Only one strand of twine <NUM> is shown in <FIG>. In practice several strands of twine may extend through the twine control assembly, each stand passing through a respective aperture and around a respective elongate element as described above. Each elongate element may be adapted to pivot independently of the others.

It will be appreciated that in this embodiment, the signals to the operator from the user terminal will reflect the tension levels in a set of strands of twine and that one of the set of strands of twine has been cut without identifying the strand of twine that has been cut.

Alternatively the elongate elements may be coupled together as a set. In this case, the highest tensioned strand will cause the set of elongate elements to move together against the guide element. The individual cable releases will be released together when the guide element is rotated to a position in which the stops of the elongate elements are displaced within the guide tracks <NUM> to cause cutting of the strands of twine. As before the signals to the operator will reflect the tension levels in a set of strands of twine and that a set of strands of twine have been cut.

In a second embodiment of the present invention shown in <FIG>, the pivotable elongate elements <NUM> are provided at a second end with a third pulley <NUM>. The third pulley <NUM> need not be rotatable and is mounted between the side elements <NUM>,<NUM> of each pivotable elongate element <NUM>. Further stops <NUM>,<NUM> may be provided. Each further stop <NUM>,<NUM> is preferably generally cylindrical in shape. The further stops <NUM>,<NUM> and the third pulley <NUM> may conveniently be mounted on a common axle.
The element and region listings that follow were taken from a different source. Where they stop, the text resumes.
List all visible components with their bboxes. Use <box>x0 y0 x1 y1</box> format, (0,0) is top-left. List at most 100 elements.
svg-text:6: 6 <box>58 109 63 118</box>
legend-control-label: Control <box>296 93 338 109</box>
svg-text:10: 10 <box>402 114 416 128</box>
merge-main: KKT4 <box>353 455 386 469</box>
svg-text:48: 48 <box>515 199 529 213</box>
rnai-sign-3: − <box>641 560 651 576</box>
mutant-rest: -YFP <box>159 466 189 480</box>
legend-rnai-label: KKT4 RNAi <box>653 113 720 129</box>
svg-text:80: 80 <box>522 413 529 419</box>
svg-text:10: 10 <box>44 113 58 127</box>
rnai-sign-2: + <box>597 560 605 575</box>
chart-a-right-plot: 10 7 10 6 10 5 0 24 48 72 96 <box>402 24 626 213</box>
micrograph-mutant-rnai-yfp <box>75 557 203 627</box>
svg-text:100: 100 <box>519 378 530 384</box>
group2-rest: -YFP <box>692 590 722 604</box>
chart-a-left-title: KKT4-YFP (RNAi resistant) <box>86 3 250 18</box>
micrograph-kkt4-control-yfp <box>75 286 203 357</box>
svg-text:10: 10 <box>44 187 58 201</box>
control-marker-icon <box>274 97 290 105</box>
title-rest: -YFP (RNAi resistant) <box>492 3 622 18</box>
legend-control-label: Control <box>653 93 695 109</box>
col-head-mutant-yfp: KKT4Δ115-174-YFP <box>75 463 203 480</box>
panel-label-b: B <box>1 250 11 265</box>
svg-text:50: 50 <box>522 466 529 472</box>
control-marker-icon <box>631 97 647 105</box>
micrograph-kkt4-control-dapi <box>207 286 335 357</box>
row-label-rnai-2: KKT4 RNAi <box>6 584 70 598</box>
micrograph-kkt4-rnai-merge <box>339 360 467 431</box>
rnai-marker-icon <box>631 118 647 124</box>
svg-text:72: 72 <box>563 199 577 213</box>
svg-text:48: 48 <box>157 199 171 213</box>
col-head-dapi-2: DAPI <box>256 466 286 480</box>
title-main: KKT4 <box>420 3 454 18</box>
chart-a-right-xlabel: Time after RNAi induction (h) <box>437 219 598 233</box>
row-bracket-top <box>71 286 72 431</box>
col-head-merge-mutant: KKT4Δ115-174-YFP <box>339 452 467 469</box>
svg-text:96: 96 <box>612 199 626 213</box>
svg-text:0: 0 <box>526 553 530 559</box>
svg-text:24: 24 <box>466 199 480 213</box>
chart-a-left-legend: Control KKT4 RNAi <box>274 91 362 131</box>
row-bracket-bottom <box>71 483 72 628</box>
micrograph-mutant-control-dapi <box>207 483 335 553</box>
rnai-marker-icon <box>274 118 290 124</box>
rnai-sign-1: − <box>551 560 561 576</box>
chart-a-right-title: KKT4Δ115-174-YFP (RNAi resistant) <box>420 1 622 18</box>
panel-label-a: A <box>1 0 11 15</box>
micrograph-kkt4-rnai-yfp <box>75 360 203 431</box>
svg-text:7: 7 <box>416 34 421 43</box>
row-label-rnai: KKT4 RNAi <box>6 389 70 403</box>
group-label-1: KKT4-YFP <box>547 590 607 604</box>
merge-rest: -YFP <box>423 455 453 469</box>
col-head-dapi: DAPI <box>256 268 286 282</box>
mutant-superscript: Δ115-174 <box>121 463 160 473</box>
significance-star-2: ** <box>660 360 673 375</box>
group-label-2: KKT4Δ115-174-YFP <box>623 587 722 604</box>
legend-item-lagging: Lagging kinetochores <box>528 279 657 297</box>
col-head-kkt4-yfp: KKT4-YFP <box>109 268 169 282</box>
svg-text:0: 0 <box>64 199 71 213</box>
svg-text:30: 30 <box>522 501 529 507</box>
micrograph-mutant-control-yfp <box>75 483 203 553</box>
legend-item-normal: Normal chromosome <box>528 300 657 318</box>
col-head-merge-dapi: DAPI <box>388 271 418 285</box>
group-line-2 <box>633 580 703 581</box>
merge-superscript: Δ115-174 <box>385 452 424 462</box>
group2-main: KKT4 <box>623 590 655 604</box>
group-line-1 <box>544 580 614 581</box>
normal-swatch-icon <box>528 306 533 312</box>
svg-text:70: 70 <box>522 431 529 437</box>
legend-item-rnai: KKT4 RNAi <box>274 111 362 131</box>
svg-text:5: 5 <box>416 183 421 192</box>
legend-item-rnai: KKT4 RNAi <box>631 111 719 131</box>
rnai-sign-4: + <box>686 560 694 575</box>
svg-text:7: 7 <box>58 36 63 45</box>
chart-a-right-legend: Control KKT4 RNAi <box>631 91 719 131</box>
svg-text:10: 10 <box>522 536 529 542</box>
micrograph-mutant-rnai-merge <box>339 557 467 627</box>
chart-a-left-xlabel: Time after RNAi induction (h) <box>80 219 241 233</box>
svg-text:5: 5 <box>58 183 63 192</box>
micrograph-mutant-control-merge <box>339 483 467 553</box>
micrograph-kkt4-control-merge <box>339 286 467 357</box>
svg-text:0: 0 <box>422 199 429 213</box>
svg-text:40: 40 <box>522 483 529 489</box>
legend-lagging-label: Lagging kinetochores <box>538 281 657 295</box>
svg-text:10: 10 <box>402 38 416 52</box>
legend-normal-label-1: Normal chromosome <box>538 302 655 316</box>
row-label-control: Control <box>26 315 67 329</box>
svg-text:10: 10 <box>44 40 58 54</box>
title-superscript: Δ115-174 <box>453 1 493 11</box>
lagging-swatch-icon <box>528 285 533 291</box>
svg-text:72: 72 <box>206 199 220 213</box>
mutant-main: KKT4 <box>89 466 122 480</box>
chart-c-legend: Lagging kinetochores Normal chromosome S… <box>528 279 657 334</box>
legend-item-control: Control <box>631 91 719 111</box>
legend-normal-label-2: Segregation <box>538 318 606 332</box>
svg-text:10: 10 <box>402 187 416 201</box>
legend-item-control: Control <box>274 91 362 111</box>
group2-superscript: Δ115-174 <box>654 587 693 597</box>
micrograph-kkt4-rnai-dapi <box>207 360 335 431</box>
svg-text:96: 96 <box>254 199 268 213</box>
In some circumstances a strand of twine comprises first and second portions of twine joined by a knot, for example when twine from sequential twine bales are joined. Sometimes the size of the knot will cause problems in the knotter mechanism. It is an advantage of this second embodiment that it prevents such knots from reaching the knotter mechanism.

Claim 1:
A baler twine tension measurement assembly (<NUM>) comprising a displacement detector (<NUM>) and elements defining a first twine path, the first twine path extending between a first location and a second location angularly displaceable with respect to the first location, the displacement detector being operable to generate a signal indicative of the angular displacement of the second location with respect to the first location characterised in that the first location comprises a first pulley (<NUM>) located at a first end of an elongate element (<NUM>) and the second location comprises a second pulley (<NUM>) located on the elongate element (<NUM>), spaced from the first pulley (<NUM>).